Practical Classics (UK)
Q My friend has just bought a Cavalier 1300 that was running well when sold, but on the journey back it started to run on three cylinders. By the time he got home, one plug had oiled up. He's no idea what's wrong, but I have a very bad feeling. Any advice? Dave Smith, Worcester
A Start by swapping ignition components between cylinders. If you can't clean the fouled plug, just replace it. See if the misfire follows the plug or lead, or even the distributor cap. If not, remove the plug lead (using insulated pliers) from the offending cylinder with the engine running. If no difference at all, at any revs, then the ignition system is still a suspect. Test for a spark by holding the lead a good 5-10mm away from the cylinderhead. There should be a strong spark. If it appears that the engine slows or becomes rougher without the lead, then that cylinder is firing – but isn't burning very effectively, which is perhaps why the plug oiled up. Investigate the inlet manifold for air leaks around that cylinder. Look for cracked and broken castings, loose nuts or missing washers, a warped manifold or a servo hose that's loose or perished. A leak will unduly affect the cylinder closest to it, which will draw in outside air instead of air/fuel mixture. If all this draws a blank, perform a compression test. Remove all plugs. Disconnect coil LT lead. Depress accelerator fully and crank engine through about 5 compression strokes, or until the gauge reaches its maximum reading.

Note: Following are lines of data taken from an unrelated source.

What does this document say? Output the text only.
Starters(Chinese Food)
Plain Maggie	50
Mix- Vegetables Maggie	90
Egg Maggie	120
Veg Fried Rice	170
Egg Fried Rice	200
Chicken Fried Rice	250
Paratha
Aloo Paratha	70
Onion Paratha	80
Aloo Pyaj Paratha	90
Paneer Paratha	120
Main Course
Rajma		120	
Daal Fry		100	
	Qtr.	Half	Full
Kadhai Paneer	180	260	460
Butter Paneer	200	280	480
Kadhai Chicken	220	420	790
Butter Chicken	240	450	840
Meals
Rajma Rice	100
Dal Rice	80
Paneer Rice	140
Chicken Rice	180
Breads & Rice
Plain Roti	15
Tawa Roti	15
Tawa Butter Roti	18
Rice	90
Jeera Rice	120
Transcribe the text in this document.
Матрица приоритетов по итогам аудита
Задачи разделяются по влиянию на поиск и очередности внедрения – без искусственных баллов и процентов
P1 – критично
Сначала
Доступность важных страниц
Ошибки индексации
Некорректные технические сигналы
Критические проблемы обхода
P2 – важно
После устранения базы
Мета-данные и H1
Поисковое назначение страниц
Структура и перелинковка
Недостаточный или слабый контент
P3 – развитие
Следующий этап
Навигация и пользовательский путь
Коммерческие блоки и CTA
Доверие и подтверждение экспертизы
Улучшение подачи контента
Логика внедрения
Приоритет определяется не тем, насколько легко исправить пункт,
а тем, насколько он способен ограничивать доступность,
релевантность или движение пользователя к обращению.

All cylinders should read about the same. If your suspect cylinder is low, put a few squirts of engine oil down the spark plug hole and quickly retest that cylinder. If the compression improves dramatically, then the piston is the culprit. If not, suspect a valve and its seat. Do check the valve clearance before tearing the cylinderhead off.
If the piston or rings are defective, it's possible the cylinder is scored which may require a rebore. It may be more cost effective to replace the engine.